[Swan-dev] retransmit-interval and retransmit-timeout

Sat Jan 24 00:56:52 EET 2015

We are constantly making libreswan more complicated, both internally and 
to the user.  The most serious additions are the ones that affect the
user interface.  We have way too many knobs that the user can turn.

We should resist this temptation when possible

- more settings to get wrong

- more to understand (or find out that it can be ignored)

- more ways to drive libreswan into impossible or broken states

- more combinations to test

- more long term commitment (support lifetime of stable distro
  releases?)

In any case, I think that adding anything to our interface should be
done very carefully, with much deliberation.

================

My reverse engineering of two new knobs:

retransmit-interval is meant to allow the user to specify that libreswan 
should be quicker off the mark in issuing the first retransmission packet.  
(In units of milliseconds.)

Why is this useful?

1) I think that Paul has said that iPhones lose the first packet when they 
   are asleep.  Apple users are impatient: our current retry isn't fast 
   enough.
   [How soon can the retry be and still be received in this case?]

2) the old initial retry delay (10 seconds?) was too sluggish in the 
   modern world.  Even 1 second is considered too slow [by whom?
   Why?].
   [In the real world, how commonly are packets lost by systems where
   1 second is too slow?]

Are these two reasons the same?

Are there more reasons?

If both are true, why not change the initial retry delay to 0.5 seconds 
for everyone?  Why make it configurable?

================

retransmit-timeout is meant to say how long (in seconds) libreswan should 
keep waiting for an answer to a particular IKE message.

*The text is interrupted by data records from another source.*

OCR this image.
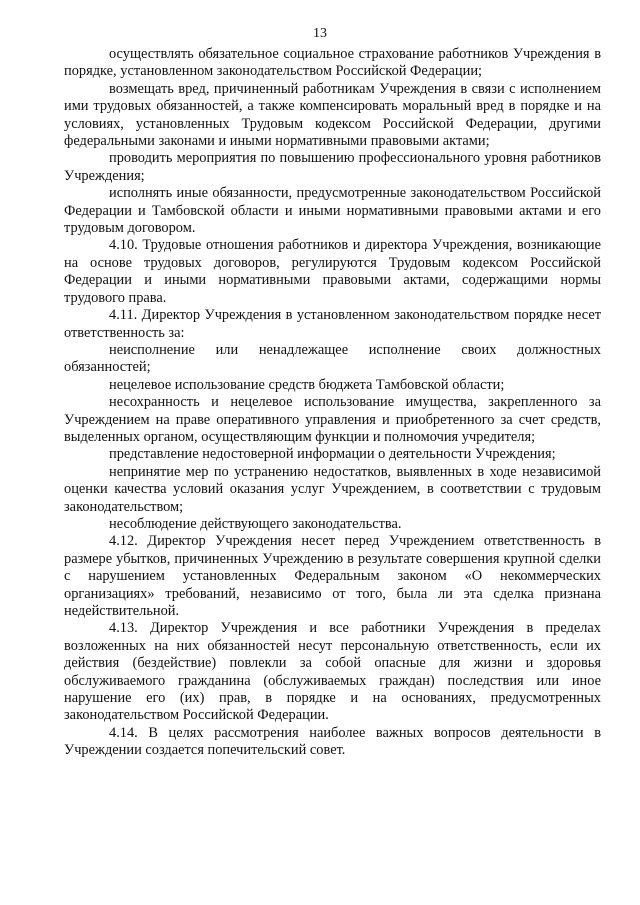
13

осуществлять обязательное социальное страхование работников Учреждения в порядке, установленном законодательством Российской Федерации;

возмещать вред, причиненный работникам Учреждения в связи с исполнением ими трудовых обязанностей, а также компенсировать моральный вред в порядке и на условиях, установленных Трудовым кодексом Российской Федерации, другими федеральными законами и иными нормативными правовыми актами;

проводить мероприятия по повышению профессионального уровня работников Учреждения;

исполнять иные обязанности, предусмотренные законодательством Российской Федерации и Тамбовской области и иными нормативными правовыми актами и его трудовым договором.

4.10. Трудовые отношения работников и директора Учреждения, возникающие на основе трудовых договоров, регулируются Трудовым кодексом Российской Федерации и иными нормативными правовыми актами, содержащими нормы трудового права.

4.11. Директор Учреждения в установленном законодательством порядке несет ответственность за:

неисполнение или ненадлежащее исполнение своих должностных обязанностей;

нецелевое использование средств бюджета Тамбовской области;

несохранность и нецелевое использование имущества, закрепленного за Учреждением на праве оперативного управления и приобретенного за счет средств, выделенных органом, осуществляющим функции и полномочия учредителя;

представление недостоверной информации о деятельности Учреждения;

непринятие мер по устранению недостатков, выявленных в ходе независимой оценки качества условий оказания услуг Учреждением, в соответствии с трудовым законодательством;

несоблюдение действующего законодательства.

4.12. Директор Учреждения несет перед Учреждением ответственность в размере убытков, причиненных Учреждению в результате совершения крупной сделки с нарушением установленных Федеральным законом «О некоммерческих организациях» требований, независимо от того, была ли эта сделка признана недействительной.

4.13. Директор Учреждения и все работники Учреждения в пределах возложенных на них обязанностей несут персональную ответственность, если их действия (бездействие) повлекли за собой опасные для жизни и здоровья обслуживаемого гражданина (обслуживаемых граждан) последствия или иное нарушение его (их) прав, в порядке и на основаниях, предусмотренных законодательством Российской Федерации.

4.14. В целях рассмотрения наиболее важных вопросов деятельности в Учреждении создается попечительский совет.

The old code had wired-in the number of retransmissions it was willing to 
do.  After that, it would (under user control) retry the whole 
negotiation.

Why is this new parameter useful?

Why is it usefully expressed in seconds, not retransmissions (supported by 
the existing code, but not configurable).

What should happen if the previous retries add up t

Actually, the old code used a maximum of 2 retransmissions for most parts 
of the exchange but used 20 for the initial message.  This kind of nuance 
is either lost or is within overlapping/interfering mechanisms.

Summary: I'd like to see a stronger case for this extra interface 
complexity

I also don't much care for the names.

retransmit-interval might be better named response-initial-deadline.  This 
name indicates that this is properly considered a deadline.

================

RFC6298 covers a similar problem for TCP.  Maybe we should adopt their
policies or at least learn from them.  After all, their collective
wisdom is greater than ours.

In 2.1, it says

    Until a round-trip time (RTT) measurement has been made for a
    segment sent between the sender and receiver, the sender SHOULD
    set RTO <- 1 second, though the "backing off" on repeated
    retransmission discussed in (5.5) still applies.

(RTO == Retry Time Out)

The initial retry MUST be after at least 1 second.

Given the TCP terminology (of which I'm not a total fan), our
"retransmit-timeout" is confusingly named: ours means when to stop
retransmitting but RTO means when to start retransmitting.

================

This paper suggests exponential backoff isn't such a great idea:
<http://www.cs.northwestern.edu/~akm175/docs/extr.pdf>
I admit that I've only glanced at it.

Intuitively, doubling seems a bit severe.  I admit that I introduced it
to Pluto.  To be honest, I don't know that it matters very much.

Why exactly are we mucking about with retransmission counts?  Are we
fixing an observed problem?  One that matters?  If so, what exactly is
the problem (not the solution!).